In a fast-changing technology environment, America’s largest military shipbuilding company is looking to keep its customers ahead of the curve.
“In the 30 years that I’ve been doing this, I’ve never seen such a highly complex, rapidly-evolving environment,” said Chris Bishop, chief growth officer at HII’s Mission Technologies division, which also provides integrated solutions to partners in government and industry.
“Our customers are trying to figure out how to maintain their strategic decisive advantage, and it is becoming increasingly difficult for them to do that, given the near-peer threats. They’re engaging in a generational investment, especially in the modernization of command and control,” he said.
The military is challenged to find creative and innovative ways to rapidly pursue new and emerging technologies, and to integrate them into mission operations. HII is looking to help.

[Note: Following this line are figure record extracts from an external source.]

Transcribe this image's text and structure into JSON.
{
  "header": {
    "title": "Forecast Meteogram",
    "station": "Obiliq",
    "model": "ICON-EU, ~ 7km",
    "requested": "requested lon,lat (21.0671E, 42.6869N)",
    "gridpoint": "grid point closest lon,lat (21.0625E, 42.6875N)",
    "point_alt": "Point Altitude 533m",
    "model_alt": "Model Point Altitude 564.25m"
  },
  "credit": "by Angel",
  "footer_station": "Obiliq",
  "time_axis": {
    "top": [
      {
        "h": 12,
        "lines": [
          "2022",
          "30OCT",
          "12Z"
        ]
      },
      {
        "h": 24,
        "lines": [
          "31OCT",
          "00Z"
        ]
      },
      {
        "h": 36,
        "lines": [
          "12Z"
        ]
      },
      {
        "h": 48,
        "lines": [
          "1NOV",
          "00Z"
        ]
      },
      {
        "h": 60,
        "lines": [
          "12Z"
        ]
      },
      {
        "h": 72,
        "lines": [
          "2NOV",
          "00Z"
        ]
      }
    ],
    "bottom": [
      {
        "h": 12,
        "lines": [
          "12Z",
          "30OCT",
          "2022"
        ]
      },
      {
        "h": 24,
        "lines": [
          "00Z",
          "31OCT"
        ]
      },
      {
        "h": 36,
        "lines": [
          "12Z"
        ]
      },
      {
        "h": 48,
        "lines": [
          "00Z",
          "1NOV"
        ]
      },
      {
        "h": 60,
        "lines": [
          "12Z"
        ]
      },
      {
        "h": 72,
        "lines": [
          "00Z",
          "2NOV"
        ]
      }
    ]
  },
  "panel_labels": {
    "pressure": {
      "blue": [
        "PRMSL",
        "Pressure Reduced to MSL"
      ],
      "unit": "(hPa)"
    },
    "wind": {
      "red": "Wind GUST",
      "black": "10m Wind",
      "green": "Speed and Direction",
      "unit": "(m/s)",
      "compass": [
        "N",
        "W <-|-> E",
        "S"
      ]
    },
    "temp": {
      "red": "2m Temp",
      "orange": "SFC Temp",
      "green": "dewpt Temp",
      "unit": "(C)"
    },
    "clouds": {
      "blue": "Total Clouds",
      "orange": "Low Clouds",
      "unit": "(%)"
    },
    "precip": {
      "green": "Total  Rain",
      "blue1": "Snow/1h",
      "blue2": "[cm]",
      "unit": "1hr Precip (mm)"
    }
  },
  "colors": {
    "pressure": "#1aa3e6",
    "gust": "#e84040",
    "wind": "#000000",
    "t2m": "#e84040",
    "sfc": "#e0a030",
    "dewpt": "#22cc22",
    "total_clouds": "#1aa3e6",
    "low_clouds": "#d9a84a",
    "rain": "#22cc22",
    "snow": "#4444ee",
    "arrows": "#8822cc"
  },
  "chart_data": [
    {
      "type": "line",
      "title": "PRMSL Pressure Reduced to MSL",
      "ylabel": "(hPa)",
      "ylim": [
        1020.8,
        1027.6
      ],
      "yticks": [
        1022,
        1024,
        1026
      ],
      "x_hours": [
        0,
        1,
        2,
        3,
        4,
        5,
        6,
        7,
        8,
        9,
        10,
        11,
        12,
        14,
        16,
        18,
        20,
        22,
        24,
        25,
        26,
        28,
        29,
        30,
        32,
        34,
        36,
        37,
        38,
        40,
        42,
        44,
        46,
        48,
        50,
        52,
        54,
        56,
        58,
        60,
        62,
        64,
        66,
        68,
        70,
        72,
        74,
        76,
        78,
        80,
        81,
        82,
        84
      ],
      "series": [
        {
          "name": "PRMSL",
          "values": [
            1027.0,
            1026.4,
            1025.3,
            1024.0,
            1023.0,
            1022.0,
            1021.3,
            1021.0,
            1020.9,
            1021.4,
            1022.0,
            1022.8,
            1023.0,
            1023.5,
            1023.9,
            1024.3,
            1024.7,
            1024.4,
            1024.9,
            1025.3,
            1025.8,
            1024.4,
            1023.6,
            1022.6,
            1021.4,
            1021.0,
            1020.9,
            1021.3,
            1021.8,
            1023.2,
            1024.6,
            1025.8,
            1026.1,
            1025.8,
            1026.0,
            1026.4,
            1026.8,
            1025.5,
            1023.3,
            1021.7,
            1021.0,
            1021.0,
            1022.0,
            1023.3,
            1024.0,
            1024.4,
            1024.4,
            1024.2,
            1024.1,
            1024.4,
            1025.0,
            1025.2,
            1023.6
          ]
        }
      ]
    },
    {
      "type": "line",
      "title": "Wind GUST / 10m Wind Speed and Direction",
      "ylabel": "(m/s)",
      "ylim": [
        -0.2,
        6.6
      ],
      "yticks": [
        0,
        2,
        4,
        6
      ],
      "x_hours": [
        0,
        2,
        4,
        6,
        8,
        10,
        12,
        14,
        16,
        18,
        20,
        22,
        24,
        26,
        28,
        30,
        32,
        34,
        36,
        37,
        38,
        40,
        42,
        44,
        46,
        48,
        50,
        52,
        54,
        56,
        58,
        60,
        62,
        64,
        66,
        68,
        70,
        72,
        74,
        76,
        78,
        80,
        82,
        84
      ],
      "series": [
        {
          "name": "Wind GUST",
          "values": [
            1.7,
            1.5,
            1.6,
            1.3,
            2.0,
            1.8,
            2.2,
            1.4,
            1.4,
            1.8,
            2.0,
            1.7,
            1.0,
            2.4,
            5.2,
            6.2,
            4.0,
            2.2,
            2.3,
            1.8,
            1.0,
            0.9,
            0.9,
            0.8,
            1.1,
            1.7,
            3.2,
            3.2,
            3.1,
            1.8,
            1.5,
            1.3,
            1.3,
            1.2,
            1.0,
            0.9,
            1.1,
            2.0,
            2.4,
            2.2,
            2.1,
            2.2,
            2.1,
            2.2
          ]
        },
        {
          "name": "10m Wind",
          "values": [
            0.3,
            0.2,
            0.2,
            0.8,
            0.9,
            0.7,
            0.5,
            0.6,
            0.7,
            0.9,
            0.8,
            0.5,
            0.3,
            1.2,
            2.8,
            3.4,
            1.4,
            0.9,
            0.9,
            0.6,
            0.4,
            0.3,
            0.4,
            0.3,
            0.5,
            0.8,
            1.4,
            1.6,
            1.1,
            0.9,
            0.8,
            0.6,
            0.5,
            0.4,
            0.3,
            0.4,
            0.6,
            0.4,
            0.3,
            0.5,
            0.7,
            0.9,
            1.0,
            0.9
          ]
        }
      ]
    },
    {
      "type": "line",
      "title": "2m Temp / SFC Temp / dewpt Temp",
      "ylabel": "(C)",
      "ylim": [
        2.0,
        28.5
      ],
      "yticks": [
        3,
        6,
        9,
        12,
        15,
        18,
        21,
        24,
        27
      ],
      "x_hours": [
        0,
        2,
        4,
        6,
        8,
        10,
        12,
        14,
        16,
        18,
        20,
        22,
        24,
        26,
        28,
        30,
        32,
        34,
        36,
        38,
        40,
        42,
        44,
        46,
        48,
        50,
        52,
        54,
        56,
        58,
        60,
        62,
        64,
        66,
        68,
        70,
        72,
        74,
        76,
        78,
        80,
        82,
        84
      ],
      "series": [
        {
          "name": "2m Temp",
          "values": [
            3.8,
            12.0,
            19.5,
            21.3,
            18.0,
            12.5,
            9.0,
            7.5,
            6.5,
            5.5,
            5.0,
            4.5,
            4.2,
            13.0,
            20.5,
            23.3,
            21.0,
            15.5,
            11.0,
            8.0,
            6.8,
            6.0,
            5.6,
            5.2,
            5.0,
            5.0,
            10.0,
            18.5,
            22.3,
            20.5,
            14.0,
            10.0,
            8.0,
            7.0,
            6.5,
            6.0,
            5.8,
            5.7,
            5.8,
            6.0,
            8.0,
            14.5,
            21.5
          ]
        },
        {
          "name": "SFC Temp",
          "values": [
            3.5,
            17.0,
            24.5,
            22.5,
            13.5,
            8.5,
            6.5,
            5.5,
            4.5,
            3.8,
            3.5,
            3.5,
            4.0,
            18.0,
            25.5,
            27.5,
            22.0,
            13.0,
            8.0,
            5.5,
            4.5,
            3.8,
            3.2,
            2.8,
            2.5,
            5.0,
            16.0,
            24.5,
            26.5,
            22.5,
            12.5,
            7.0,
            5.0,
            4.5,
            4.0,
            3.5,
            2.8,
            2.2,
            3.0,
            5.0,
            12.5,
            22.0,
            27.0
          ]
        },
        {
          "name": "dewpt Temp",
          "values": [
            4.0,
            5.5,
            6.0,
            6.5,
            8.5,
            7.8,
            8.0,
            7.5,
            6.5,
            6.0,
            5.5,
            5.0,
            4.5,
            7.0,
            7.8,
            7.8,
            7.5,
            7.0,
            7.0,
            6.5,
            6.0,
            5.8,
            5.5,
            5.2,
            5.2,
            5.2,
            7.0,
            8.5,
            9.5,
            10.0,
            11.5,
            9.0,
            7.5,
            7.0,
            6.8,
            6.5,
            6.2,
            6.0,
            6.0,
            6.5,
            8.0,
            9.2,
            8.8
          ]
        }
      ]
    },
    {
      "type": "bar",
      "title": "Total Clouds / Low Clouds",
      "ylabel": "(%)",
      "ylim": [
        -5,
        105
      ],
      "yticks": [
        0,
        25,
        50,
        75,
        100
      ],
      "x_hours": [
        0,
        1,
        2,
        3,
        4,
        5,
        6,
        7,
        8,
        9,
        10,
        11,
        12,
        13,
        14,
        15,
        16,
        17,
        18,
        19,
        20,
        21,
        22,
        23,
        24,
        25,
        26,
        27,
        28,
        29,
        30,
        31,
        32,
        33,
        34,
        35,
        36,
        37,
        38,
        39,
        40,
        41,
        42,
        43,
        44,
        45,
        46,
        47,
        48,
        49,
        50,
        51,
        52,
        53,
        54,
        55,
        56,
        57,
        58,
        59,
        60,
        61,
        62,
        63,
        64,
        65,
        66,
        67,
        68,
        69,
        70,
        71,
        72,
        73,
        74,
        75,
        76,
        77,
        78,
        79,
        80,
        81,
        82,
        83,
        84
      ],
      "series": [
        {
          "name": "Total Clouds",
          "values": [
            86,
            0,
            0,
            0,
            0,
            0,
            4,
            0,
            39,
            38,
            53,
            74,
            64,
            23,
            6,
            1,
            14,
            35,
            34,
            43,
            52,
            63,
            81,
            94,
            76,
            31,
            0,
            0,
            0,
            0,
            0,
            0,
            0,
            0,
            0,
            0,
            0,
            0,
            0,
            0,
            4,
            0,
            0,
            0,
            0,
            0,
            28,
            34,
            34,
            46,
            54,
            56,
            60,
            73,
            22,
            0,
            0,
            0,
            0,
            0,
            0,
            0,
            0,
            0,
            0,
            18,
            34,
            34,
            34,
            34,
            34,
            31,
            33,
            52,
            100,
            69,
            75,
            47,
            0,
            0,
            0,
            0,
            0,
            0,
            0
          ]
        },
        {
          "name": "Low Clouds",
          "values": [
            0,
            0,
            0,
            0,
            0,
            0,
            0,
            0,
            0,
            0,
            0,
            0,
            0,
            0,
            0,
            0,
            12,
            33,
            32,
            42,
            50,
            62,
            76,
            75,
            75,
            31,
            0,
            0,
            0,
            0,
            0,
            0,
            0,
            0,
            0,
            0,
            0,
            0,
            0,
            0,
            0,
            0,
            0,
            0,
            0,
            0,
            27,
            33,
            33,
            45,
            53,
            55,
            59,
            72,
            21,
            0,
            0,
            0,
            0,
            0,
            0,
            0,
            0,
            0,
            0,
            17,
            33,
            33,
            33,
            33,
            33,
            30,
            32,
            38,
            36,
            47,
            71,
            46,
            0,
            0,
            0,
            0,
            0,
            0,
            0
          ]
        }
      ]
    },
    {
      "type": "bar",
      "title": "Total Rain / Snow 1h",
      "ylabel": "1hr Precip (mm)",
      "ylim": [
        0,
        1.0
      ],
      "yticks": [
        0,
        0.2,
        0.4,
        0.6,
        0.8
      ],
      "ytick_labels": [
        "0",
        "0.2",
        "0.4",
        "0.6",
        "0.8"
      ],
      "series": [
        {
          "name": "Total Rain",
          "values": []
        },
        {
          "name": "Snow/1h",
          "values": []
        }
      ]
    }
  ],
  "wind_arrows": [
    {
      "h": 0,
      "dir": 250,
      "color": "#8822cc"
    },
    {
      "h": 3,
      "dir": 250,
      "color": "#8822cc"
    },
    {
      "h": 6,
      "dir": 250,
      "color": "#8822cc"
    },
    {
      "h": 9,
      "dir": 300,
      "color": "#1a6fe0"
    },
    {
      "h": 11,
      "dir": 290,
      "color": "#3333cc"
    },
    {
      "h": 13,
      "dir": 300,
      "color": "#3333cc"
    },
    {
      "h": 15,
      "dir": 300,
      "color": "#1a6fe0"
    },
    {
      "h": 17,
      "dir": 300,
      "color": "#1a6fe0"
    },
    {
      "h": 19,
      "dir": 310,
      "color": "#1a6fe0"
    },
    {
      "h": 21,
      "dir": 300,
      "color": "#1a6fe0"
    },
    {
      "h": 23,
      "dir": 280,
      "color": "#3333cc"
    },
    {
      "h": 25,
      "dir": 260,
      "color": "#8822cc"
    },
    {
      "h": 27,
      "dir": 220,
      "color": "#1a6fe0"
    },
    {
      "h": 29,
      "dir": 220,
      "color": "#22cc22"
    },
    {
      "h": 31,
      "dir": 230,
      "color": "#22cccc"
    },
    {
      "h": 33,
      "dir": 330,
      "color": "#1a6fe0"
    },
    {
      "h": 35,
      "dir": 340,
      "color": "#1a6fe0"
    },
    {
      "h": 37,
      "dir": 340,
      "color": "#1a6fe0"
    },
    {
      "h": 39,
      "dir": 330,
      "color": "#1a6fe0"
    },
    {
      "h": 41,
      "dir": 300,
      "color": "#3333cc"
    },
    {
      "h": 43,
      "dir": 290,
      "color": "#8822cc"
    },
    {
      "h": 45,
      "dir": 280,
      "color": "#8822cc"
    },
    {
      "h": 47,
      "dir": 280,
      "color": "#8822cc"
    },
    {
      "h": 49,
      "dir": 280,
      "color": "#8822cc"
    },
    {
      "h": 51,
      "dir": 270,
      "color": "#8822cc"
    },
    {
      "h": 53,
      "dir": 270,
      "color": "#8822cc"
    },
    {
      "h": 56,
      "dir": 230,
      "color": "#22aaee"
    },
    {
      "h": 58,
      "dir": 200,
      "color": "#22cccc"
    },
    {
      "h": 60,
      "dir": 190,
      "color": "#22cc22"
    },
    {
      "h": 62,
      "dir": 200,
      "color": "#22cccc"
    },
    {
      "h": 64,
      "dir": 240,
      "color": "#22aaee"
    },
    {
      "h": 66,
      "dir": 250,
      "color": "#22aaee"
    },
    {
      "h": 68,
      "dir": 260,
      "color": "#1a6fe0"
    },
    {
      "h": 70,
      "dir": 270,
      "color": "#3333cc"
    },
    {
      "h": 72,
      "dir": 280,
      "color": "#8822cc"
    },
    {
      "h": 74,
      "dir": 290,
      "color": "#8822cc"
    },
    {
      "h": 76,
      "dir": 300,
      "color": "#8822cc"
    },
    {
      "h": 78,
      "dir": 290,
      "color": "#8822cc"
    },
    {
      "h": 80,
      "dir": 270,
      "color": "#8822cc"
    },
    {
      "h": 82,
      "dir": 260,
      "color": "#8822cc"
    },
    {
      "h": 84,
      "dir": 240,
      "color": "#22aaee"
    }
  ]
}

Bishop joined HII a little over a year ago, as part of the acquisition of Alion Science and Technology. In his role as chief growth officer, he said, he’s looking to leverage HII’s more than 100-year track record of building “the largest, most survivable platforms on Earth.”
With that as the foundation, “our entire business is focused on driving the development, maturation, adoption and integration of new technologies into mission operations,” Bishop said.
“What really makes us different is that we truly operate as an integrated whole: We cross-pollinate the kind of skills and expertise from the legacy shipbuilding side of the business over to Mission Technologies and vice versa, to offer a much broader set of national security-related solutions to our customers.”
HII also seeks to differentiate itself in the speed and agility it brings to the table.
“We’re committed to ensuring that we keep pace with the customers’ needs, because that’s the only way we’re going to maintain competitive advantage in the marketplace,” Bishop added. “And it’s the only way our customers are going to maintain their strategic advantage.”
Innovation Drives Growth
Bishop said he looks to innovation as the key driver of HII’s continued growth.
“Our strategy has been focused on technological advancement, research, science and technology engineering,” he said.
Within that broad spectrum of opportunity, he points to a number of key areas of focus.
“We are leveraging our position in artificial intelligence and machine learning, the human-machine interfaces,” he said.
HII also is focusing on the development of unmanned and autonomous systems.
“The evolving war fight is going to rely very heavily on that C5ISR being embedded in edge processing, with automation supporting all those components,” Bishop said.
Overall, Bishop and the division’s leadership team are looking at ways in which HII can deliver value in the emerging digital battlefield.
“We’re focused on large-scale data processing at the edge: distilling the data, making sense of it and informing combatant commanders,” he said. “We’re also working in the integrated cross-domain arena, the networked ‘system of systems’ that’s implied in live, virtual and constructive training.”
HII already supports this in the Navy’s synthetic training environment, and is looking to expand that effort across the Defense Department.
“This is extraordinarily important when it comes to the ensuring operational readiness in the new, cross-domain war fight,” Bishop said.
The company’s business strategy is constructed around bringing these leading-edge capabilities to market, as it aims to help each of the services rapidly connect to systems and data, and improve operational efficiencies.
Role of the CGO
Bishop said he’s seen the role of the chief growth officer change in recent years across the GovCon community. While different CGOs now define their roles in different ways, he said much of his focus is on building the internal growth team’s capacity, while partnering with business leaders.
“My role is to make sure that we build the strategic growth infrastructure to ensure long-term results, not just a set of near-term targets,” he said. “I tend to focus less on the one-off opportunities and more on tactical aspects of the job, building that long-term ability to address those customers’ needs.”
This starts with organizational alignment.
“It’s about understanding our customer’s ‘true, hard problems,’ making sure that we identify and propose the right talent with the right skills to help them meet the challenges they face,” he said.
Bishop is also spearheading the division’s growth vision and collaborating with the teams to put systems in place to accelerate solutions delivery.
“I prioritize our internal bid processes, our tools, our infrastructure, to be able to operate at the needed speed and scale,” he said. “A big part of what we’re focused on right now is integrating those capabilities across a very large, industrial-strength company.”
In a complex business environment, his biggest challenge is in prioritizing the opportunities. To get it right, he looks to see where government is spending.
“If you look at the 2022 and 2023 budgets, the insights clearly show the focus around modernization, R&D, technology innovation,” he said. “We’ve got to stay focused on those target capabilities and markets.”
As a more than 30-year veteran of the GovCon space, Bishop said he draws personal satisfaction from the nature of the national security mission.
“One of the biggest things that really drives me is that we are absolutely making a difference,” he said. “You can see it almost every day in what we do — not just giving our military a competitive and decisive advantage over adversaries, but really, ultimately saving lives.”